A la belle saison, j’ai voulu connaître l’autre côté du monde et écouter son chant, le côté des forêts et des rivières, des prés et des étangs.
A la belle saison, je me suis assise et j’ai regardé ma maison. Au fil des ans, je l’ai construite, de masure elle est devenue château. Je regarde portes et fenêtres ; selon les jours, selon mon humeur, j’en ouvre certaines, en ferme d’autres. Il m’arrive aussi de les claquer ou de les laisser entrouvertes.
A la belle saison, je me suis assise et j’ai regardé mon jardin. D’un désert aride et de quelques cailloux, j’ai cultivé une oasis, où arrosés de pleurs et de pluies, poussent fleurs et fruits, prunes et roses.
A la belle saison, j’ai du temps pour les enfants, j’ai du temps pour mon stylo, j’ai du temps pour mon piano, j’ai du temps pour mes rêveries.

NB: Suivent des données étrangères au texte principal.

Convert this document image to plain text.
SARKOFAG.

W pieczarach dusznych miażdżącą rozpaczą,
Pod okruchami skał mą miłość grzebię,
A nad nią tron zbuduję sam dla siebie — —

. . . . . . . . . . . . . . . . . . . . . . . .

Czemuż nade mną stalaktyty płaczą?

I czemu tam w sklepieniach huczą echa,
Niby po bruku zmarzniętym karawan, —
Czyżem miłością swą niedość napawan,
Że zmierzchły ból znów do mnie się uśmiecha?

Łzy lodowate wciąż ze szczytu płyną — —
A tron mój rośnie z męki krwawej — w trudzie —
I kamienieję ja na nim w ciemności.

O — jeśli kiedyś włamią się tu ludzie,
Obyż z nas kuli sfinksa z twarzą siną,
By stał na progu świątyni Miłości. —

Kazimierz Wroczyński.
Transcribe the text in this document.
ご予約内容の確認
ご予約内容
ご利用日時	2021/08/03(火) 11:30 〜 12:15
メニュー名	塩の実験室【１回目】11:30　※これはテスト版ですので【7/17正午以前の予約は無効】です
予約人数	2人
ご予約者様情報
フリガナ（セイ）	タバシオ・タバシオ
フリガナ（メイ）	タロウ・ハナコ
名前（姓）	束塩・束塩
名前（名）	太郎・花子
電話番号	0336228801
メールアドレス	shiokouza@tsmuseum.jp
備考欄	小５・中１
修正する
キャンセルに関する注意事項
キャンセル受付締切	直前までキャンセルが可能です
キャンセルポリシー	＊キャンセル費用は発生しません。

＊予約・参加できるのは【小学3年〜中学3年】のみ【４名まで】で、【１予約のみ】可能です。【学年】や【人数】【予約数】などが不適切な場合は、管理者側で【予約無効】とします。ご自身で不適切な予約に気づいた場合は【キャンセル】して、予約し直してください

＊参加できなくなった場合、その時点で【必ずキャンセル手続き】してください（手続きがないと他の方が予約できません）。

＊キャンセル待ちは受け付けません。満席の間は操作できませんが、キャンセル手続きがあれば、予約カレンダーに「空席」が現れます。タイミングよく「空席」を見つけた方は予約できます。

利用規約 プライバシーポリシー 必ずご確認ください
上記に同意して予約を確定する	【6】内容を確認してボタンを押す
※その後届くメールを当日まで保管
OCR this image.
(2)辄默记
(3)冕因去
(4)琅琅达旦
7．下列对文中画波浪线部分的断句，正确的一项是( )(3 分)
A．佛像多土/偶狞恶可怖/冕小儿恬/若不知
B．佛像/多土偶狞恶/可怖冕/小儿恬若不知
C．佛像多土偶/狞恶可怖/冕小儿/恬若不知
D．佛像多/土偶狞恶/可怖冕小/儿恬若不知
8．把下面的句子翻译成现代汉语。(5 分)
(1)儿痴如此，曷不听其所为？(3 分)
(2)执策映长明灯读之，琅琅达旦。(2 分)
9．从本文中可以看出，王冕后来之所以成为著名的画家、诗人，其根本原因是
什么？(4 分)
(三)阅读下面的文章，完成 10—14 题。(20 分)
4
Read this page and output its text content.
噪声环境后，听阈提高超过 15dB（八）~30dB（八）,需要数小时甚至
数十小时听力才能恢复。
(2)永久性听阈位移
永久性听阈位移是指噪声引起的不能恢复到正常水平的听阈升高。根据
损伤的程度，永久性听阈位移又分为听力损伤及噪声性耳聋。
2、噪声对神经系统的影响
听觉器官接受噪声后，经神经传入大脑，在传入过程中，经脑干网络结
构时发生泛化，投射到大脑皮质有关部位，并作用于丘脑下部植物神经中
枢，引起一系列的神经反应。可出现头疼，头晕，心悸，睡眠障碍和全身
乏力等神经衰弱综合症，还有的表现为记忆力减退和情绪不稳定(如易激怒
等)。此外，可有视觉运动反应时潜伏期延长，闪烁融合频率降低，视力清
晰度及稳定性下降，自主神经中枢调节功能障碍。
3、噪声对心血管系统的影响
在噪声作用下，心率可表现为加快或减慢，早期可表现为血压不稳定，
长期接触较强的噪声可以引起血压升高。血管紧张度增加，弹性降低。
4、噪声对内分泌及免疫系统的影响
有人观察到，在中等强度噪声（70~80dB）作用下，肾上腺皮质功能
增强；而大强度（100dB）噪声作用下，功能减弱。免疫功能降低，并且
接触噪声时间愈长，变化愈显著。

A la belle saison, j’ai du temps pour m’approprier des mots que Virginia Woolf nous offre : «Mon bonheur est un couronnement. J’y pensais ce matin, alors que j’étais couchée, éveillée, calme et comblée comme si j’avais franchi les tourbillons du monde pour pénétrer dans une zone de calme d’un bleu profond où l’on pouvait vivre les yeux grands ouverts, au delà du mal, armé contre toute surprise. Jamais encore, de toute ma vie, je n’avais éprouvé ce sentiment, mais il m’est revenu plusieurs fois depuis que je l’ai découvert, avec l’impression de franchir un seuil et de rejeter un manteau.»
A la belle saison, je peux contempler les autres saisons, l’énergie du printemps, l’épanouissement de l’été, la poésie de l’automne, le feu de l’hiver.
A la belle saison, j’ai rencontré une autre vie, et je me suis agrandie. A la belle saison, je continue mon chemin.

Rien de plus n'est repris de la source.